On 5/18/24 04:21, Jarkko Sakkinen wrote:
On Sat May 18, 2024 at 2:17 PM EEST, Jarkko Sakkinen wrote:
On Sat May 18, 2024 at 2:08 PM EEST, Jarkko Sakkinen wrote:
On Fri May 17, 2024 at 10:11 PM EEST, Jonathan Calmels wrote:
On Fri, May 17, 2024 at 10:53:24AM GMT, Casey Schaufler wrote:
Of course they do. I have been following the use of capabilities
in Linux since before they were implemented. The uptake has been
disappointing in all use cases.

Why "Of course"?
What if they should not get *all* privileges?

They do the job given a real-world workload and stress test.

Here the problem is based on a theory and an experiment.

Even a formal model does not necessarily map all "unknown unknowns".

So this was like the worst "sales pitch" ever:

1. The cover letter starts with the idea of having to argue about name
spaces, and have fun while doing that ;-) We all have our own ways to
entertain ourselves but "name space duels" are not my thing. Why not
just start with why we all want this instead? Maybe we don't want it
then. Maybe this is just useless spam given the angle presented?
2. There's shitloads of computer science and set theory but nothing
that would make common sense. You need to build more understandable
model. There's zero "gist" in this work.

Maybe this does make sense but the story around it sucks so far.

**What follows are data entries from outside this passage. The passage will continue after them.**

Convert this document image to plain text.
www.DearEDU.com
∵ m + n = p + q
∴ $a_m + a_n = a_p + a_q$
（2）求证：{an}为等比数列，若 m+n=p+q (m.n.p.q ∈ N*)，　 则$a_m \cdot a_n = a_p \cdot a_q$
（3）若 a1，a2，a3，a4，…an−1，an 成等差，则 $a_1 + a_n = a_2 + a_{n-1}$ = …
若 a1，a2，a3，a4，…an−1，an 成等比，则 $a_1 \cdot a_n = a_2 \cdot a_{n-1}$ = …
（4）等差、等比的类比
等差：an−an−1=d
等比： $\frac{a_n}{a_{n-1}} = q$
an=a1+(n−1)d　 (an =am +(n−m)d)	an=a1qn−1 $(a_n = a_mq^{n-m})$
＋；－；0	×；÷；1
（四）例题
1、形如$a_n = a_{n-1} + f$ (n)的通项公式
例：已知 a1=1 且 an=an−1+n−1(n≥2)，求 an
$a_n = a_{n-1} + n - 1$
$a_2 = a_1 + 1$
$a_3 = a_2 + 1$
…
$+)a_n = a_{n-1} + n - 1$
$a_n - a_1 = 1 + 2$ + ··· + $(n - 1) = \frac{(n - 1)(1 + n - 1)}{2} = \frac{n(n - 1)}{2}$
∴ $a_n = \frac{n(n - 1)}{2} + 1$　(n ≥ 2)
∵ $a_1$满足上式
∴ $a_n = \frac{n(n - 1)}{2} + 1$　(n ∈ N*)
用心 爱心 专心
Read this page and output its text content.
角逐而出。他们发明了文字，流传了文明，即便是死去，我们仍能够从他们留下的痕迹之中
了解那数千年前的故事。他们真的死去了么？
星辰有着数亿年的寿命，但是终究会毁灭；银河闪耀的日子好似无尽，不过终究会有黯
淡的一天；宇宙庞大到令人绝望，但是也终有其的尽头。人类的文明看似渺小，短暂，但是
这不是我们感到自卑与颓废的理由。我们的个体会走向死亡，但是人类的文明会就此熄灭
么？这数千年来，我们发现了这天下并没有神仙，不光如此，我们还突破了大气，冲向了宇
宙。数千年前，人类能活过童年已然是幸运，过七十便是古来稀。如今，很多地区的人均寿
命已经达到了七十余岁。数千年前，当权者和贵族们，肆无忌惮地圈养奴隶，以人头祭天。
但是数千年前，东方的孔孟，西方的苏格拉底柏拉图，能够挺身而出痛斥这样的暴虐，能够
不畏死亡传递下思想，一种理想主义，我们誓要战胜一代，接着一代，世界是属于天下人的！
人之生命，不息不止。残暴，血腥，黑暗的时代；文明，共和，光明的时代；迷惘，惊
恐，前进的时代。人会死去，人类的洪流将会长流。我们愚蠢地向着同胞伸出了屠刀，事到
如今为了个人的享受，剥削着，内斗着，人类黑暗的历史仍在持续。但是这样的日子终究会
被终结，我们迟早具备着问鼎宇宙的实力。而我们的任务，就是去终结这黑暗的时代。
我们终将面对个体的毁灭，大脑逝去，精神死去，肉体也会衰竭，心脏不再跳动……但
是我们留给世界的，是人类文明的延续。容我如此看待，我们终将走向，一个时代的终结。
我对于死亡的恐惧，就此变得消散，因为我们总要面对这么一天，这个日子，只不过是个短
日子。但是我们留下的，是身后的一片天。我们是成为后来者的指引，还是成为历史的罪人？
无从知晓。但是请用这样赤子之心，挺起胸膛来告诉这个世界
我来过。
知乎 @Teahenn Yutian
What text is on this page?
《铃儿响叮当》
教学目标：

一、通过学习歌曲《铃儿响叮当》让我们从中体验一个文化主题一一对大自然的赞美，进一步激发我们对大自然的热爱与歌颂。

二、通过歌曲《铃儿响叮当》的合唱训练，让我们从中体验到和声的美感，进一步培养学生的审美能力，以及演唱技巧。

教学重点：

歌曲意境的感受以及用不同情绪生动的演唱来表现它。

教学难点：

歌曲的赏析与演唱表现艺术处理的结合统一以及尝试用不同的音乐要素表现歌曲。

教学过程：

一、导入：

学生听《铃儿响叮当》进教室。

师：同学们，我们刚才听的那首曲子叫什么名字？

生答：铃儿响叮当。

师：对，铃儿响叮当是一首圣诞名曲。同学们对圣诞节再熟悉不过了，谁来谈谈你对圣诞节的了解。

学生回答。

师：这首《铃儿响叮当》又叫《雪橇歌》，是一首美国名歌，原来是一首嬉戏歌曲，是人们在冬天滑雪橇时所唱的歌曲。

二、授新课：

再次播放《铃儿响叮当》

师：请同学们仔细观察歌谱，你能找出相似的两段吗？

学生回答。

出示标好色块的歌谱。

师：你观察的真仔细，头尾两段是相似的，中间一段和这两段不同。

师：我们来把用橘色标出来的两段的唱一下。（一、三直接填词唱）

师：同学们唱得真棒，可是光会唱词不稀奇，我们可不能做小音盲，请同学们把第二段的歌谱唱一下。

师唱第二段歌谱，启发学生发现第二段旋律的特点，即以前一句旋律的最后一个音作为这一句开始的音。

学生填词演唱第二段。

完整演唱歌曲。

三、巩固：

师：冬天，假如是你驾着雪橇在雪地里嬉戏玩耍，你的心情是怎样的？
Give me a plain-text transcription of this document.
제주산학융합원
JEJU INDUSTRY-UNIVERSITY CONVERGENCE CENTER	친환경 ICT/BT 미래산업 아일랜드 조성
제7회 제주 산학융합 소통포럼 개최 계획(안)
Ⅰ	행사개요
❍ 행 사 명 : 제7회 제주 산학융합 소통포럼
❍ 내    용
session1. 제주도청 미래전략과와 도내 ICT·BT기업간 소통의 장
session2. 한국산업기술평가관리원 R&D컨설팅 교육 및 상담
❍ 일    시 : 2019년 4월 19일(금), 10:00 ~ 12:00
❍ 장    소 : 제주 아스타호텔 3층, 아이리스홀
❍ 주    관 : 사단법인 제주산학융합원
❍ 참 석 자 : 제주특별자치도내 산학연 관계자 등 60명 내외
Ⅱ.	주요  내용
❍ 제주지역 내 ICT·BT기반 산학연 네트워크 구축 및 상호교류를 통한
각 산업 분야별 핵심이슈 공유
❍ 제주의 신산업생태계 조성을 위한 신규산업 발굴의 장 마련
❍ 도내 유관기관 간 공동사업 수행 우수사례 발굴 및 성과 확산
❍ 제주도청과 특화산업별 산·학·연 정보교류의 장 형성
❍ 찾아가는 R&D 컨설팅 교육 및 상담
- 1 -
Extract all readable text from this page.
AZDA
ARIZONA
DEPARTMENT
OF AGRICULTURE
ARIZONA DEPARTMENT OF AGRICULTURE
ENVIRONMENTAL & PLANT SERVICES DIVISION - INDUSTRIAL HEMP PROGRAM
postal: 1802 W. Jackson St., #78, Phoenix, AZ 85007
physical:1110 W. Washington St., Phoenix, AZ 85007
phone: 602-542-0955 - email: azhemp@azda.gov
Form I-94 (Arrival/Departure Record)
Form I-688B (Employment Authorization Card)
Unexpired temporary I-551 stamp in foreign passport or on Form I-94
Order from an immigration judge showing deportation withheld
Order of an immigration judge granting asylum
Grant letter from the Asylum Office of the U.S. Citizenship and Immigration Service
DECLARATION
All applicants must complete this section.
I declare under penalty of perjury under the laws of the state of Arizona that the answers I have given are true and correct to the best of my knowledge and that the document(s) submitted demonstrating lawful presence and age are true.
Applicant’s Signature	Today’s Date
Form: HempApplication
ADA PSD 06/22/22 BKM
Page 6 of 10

One tip: I think this is wrong forum to present namespace ideas in the
first place. It would be probably better to talk about this with e.g.
systemd or podman developers, and similar groups. There's zero evidence
of the usefulness. Then when you go that route and come back with actual
users, things click much more easily. Now this is all in the void.

BR, Jarkko

Jarkko,

this is very much the right forum. User namespaces exist today. This
is a discussion around trying to reduce the exposed kernel surface
that is being used to attack the kernel.